The idea of Jack Dee, comedy's "little ray of sleet" as a trained psychotherapist ("An incredibly gruelling four hours of study" with The Ruislip College of Advansed Learning [sic]) acting as an agony aunt is bizarre from the off - and to be honest, it didn't totally work for me. In fact, the concept of Jack Dee 'helping' people with their problems in comic fashion wears thin remarkably quickly: I don't feel it was sustainable over 300+ pages.
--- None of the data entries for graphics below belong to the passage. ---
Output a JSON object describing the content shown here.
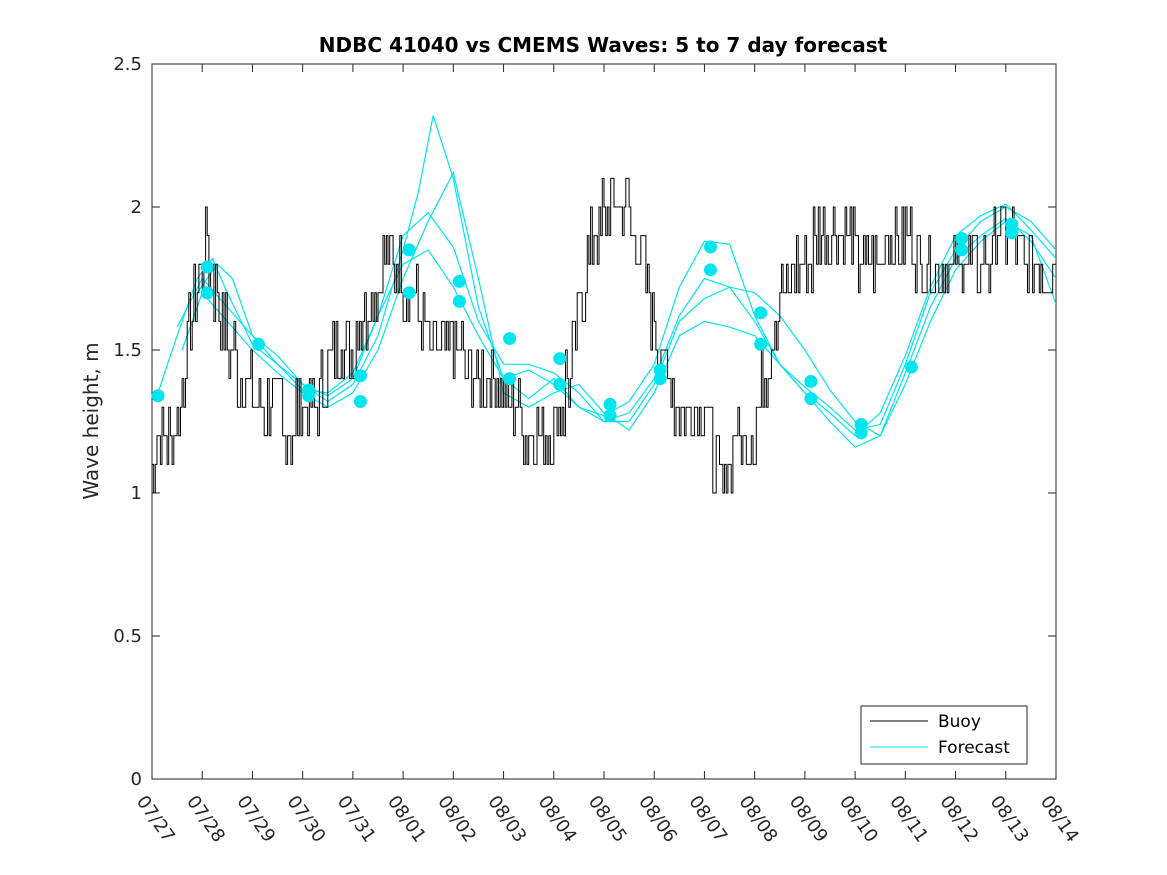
{
  "chart_data": {
    "type": "line",
    "title": "NDBC 41040 vs CMEMS Waves: 5 to 7 day forecast",
    "xlabel": "",
    "ylabel": "Wave height, m",
    "xlim": [
      0,
      18
    ],
    "ylim": [
      0,
      2.5
    ],
    "yticks": [
      0,
      0.5,
      1,
      1.5,
      2,
      2.5
    ],
    "ytick_labels": [
      "0",
      "0.5",
      "1",
      "1.5",
      "2",
      "2.5"
    ],
    "xtick_labels": [
      "07/27",
      "07/28",
      "07/29",
      "07/30",
      "07/31",
      "08/01",
      "08/02",
      "08/03",
      "08/04",
      "08/05",
      "08/06",
      "08/07",
      "08/08",
      "08/09",
      "08/10",
      "08/11",
      "08/12",
      "08/13",
      "08/14"
    ],
    "grid": false,
    "legend": {
      "position": "bottom-right",
      "entries": [
        "Buoy",
        "Forecast"
      ]
    },
    "colors": {
      "buoy": "#000000",
      "forecast": "#00e5ee",
      "markers": "#00e5ee",
      "axes": "#262626"
    },
    "buoy": {
      "name": "Buoy",
      "x": [
        0,
        0.1,
        0.2,
        0.4,
        0.6,
        0.8,
        1.0,
        1.1,
        1.2,
        1.4,
        1.6,
        1.8,
        2.0,
        2.2,
        2.4,
        2.6,
        2.8,
        3.0,
        3.2,
        3.4,
        3.6,
        3.8,
        4.0,
        4.2,
        4.4,
        4.6,
        4.8,
        5.0,
        5.2,
        5.4,
        5.6,
        5.8,
        6.0,
        6.2,
        6.4,
        6.6,
        6.8,
        7.0,
        7.2,
        7.4,
        7.6,
        7.8,
        8.0,
        8.2,
        8.4,
        8.6,
        8.8,
        9.0,
        9.2,
        9.4,
        9.6,
        9.8,
        10.0,
        10.2,
        10.4,
        10.6,
        10.8,
        11.0,
        11.1,
        11.2,
        11.4,
        11.6,
        11.8,
        12.0,
        12.2,
        12.4,
        12.6,
        12.8,
        13.0,
        13.2,
        13.4,
        13.6,
        13.8,
        14.0,
        14.2,
        14.4,
        14.5,
        14.6,
        14.8,
        15.0,
        15.2,
        15.4,
        15.6,
        15.8,
        16.0,
        16.2,
        16.4,
        16.6,
        16.8,
        17.0,
        17.2,
        17.4,
        17.6,
        17.8,
        18.0
      ],
      "values": [
        1.0,
        1.2,
        1.2,
        1.2,
        1.3,
        1.6,
        1.8,
        1.9,
        1.8,
        1.6,
        1.5,
        1.4,
        1.35,
        1.3,
        1.35,
        1.25,
        1.2,
        1.3,
        1.3,
        1.35,
        1.5,
        1.55,
        1.5,
        1.6,
        1.7,
        1.75,
        1.8,
        1.75,
        1.7,
        1.6,
        1.5,
        1.45,
        1.55,
        1.45,
        1.4,
        1.45,
        1.4,
        1.35,
        1.3,
        1.25,
        1.2,
        1.15,
        1.2,
        1.3,
        1.45,
        1.7,
        1.9,
        1.95,
        2.0,
        2.05,
        1.9,
        1.8,
        1.6,
        1.45,
        1.35,
        1.3,
        1.3,
        1.3,
        1.25,
        1.1,
        1.0,
        1.15,
        1.2,
        1.2,
        1.4,
        1.55,
        1.7,
        1.75,
        1.8,
        1.85,
        1.85,
        1.9,
        1.85,
        1.85,
        1.8,
        1.75,
        1.8,
        1.85,
        1.9,
        1.9,
        1.85,
        1.8,
        1.8,
        1.75,
        1.8,
        1.85,
        1.8,
        1.8,
        1.85,
        1.9,
        1.85,
        1.8,
        1.8,
        1.8,
        1.8
      ]
    },
    "forecast_series": [
      {
        "name": "Forecast",
        "x": [
          0.1,
          0.5,
          0.9,
          1.2,
          1.5,
          2.0,
          2.5,
          3.0,
          3.5,
          4.0,
          4.5,
          5.0,
          5.5,
          6.0,
          6.5,
          7.0,
          7.5,
          8.0,
          8.5,
          9.0,
          9.5,
          10.0,
          10.5,
          11.0,
          11.5,
          12.0,
          12.5,
          13.0,
          13.5,
          14.0,
          14.5,
          15.0,
          15.5,
          16.0,
          16.5,
          17.0,
          17.5,
          18.0
        ],
        "values": [
          1.34,
          1.55,
          1.75,
          1.82,
          1.7,
          1.52,
          1.45,
          1.36,
          1.35,
          1.42,
          1.62,
          1.8,
          1.85,
          1.72,
          1.55,
          1.4,
          1.43,
          1.38,
          1.3,
          1.27,
          1.32,
          1.45,
          1.72,
          1.88,
          1.87,
          1.62,
          1.45,
          1.37,
          1.3,
          1.22,
          1.24,
          1.45,
          1.7,
          1.85,
          1.95,
          2.0,
          1.95,
          1.85
        ]
      },
      {
        "name": "Forecast",
        "x": [
          0.5,
          1.0,
          1.5,
          2.0,
          2.5,
          3.0,
          3.5,
          4.0,
          4.5,
          5.0,
          5.3,
          5.6,
          6.0,
          6.5,
          7.0,
          7.5,
          8.0,
          8.5,
          9.0,
          9.5,
          10.0,
          10.5,
          11.0,
          11.5,
          12.0,
          12.5,
          13.0,
          13.5,
          14.0,
          14.5,
          15.0,
          15.5,
          16.0,
          16.5,
          17.0,
          17.5,
          18.0
        ],
        "values": [
          1.58,
          1.75,
          1.65,
          1.55,
          1.45,
          1.38,
          1.32,
          1.38,
          1.55,
          1.85,
          2.05,
          2.32,
          2.1,
          1.65,
          1.4,
          1.33,
          1.4,
          1.3,
          1.25,
          1.28,
          1.4,
          1.62,
          1.75,
          1.72,
          1.6,
          1.45,
          1.35,
          1.28,
          1.2,
          1.28,
          1.48,
          1.72,
          1.9,
          1.97,
          2.01,
          1.92,
          1.82
        ]
      },
      {
        "name": "Forecast",
        "x": [
          0.6,
          1.0,
          1.5,
          2.0,
          2.5,
          3.0,
          3.5,
          4.0,
          4.5,
          5.0,
          5.5,
          6.0,
          6.5,
          7.0,
          7.5,
          8.0,
          8.5,
          9.0,
          9.5,
          10.0,
          10.5,
          11.0,
          11.5,
          12.0,
          12.5,
          13.0,
          13.5,
          14.0,
          14.5,
          15.0,
          15.5,
          16.0,
          16.5,
          17.0,
          17.5,
          18.0
        ],
        "values": [
          1.5,
          1.7,
          1.6,
          1.5,
          1.42,
          1.35,
          1.3,
          1.35,
          1.5,
          1.75,
          1.95,
          2.12,
          1.75,
          1.35,
          1.3,
          1.35,
          1.38,
          1.28,
          1.22,
          1.35,
          1.55,
          1.6,
          1.58,
          1.55,
          1.45,
          1.35,
          1.25,
          1.16,
          1.2,
          1.42,
          1.65,
          1.82,
          1.9,
          1.96,
          1.88,
          1.75
        ]
      },
      {
        "name": "Forecast",
        "x": [
          0.9,
          1.3,
          1.6,
          2.0,
          2.5,
          3.0,
          3.5,
          4.0,
          4.5,
          5.0,
          5.5,
          6.0,
          6.5,
          7.0,
          7.5,
          8.0,
          8.5,
          9.0,
          9.5,
          10.0,
          10.5,
          11.0,
          11.5,
          12.0,
          12.5,
          13.0,
          13.5,
          14.0,
          14.5,
          15.0,
          15.5,
          16.0,
          16.5,
          17.0,
          17.5,
          18.0
        ],
        "values": [
          1.7,
          1.8,
          1.75,
          1.55,
          1.48,
          1.38,
          1.34,
          1.4,
          1.62,
          1.9,
          1.98,
          1.86,
          1.6,
          1.45,
          1.45,
          1.42,
          1.35,
          1.25,
          1.25,
          1.38,
          1.6,
          1.68,
          1.72,
          1.7,
          1.62,
          1.5,
          1.36,
          1.25,
          1.2,
          1.38,
          1.6,
          1.78,
          1.88,
          1.95,
          1.9,
          1.66
        ]
      }
    ],
    "forecast_markers": {
      "x": [
        0.12,
        1.1,
        1.1,
        2.12,
        3.12,
        3.12,
        4.15,
        4.15,
        5.12,
        5.12,
        6.12,
        6.12,
        7.12,
        7.12,
        8.12,
        8.12,
        9.12,
        9.12,
        10.12,
        10.12,
        11.12,
        11.12,
        12.12,
        12.12,
        13.12,
        13.12,
        14.12,
        14.12,
        15.12,
        16.12,
        16.12,
        17.12,
        17.12
      ],
      "values": [
        1.34,
        1.79,
        1.7,
        1.52,
        1.36,
        1.34,
        1.41,
        1.32,
        1.85,
        1.7,
        1.74,
        1.67,
        1.54,
        1.4,
        1.47,
        1.38,
        1.31,
        1.27,
        1.43,
        1.4,
        1.86,
        1.78,
        1.63,
        1.52,
        1.39,
        1.33,
        1.24,
        1.21,
        1.44,
        1.89,
        1.85,
        1.94,
        1.91
      ]
    }
  }
}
I didn't find it funny, either: I couldn't agree less with the glowing comments about its hilarity made by Richard Osman and Katherine Ryan.
I found it best to read What Is Your Problem? in short bursts, because reading it at length soon became boring due to the 'samey' nature of the text.
To be fair, some sections are quite entertaining, and Dee raises and makes some very pertinent points and interesting observations, some of them remarkably succinct and even touching. All the same, this isn't a book I'd recommend unless Dee's mordant style and wit are to your taste.
Jack Dee the agony aunt. Instead of the baking and Joe Wick's exercise many people filled their COVID-19 lockdowns with, Jack Dee retrained as a psycho-therapist (for half a day!) and started giving advice in his unique and cynical style. He loses a star for the mention of the band Steps' reunion and new album in a 'it can't get any worse' moment. Just rude.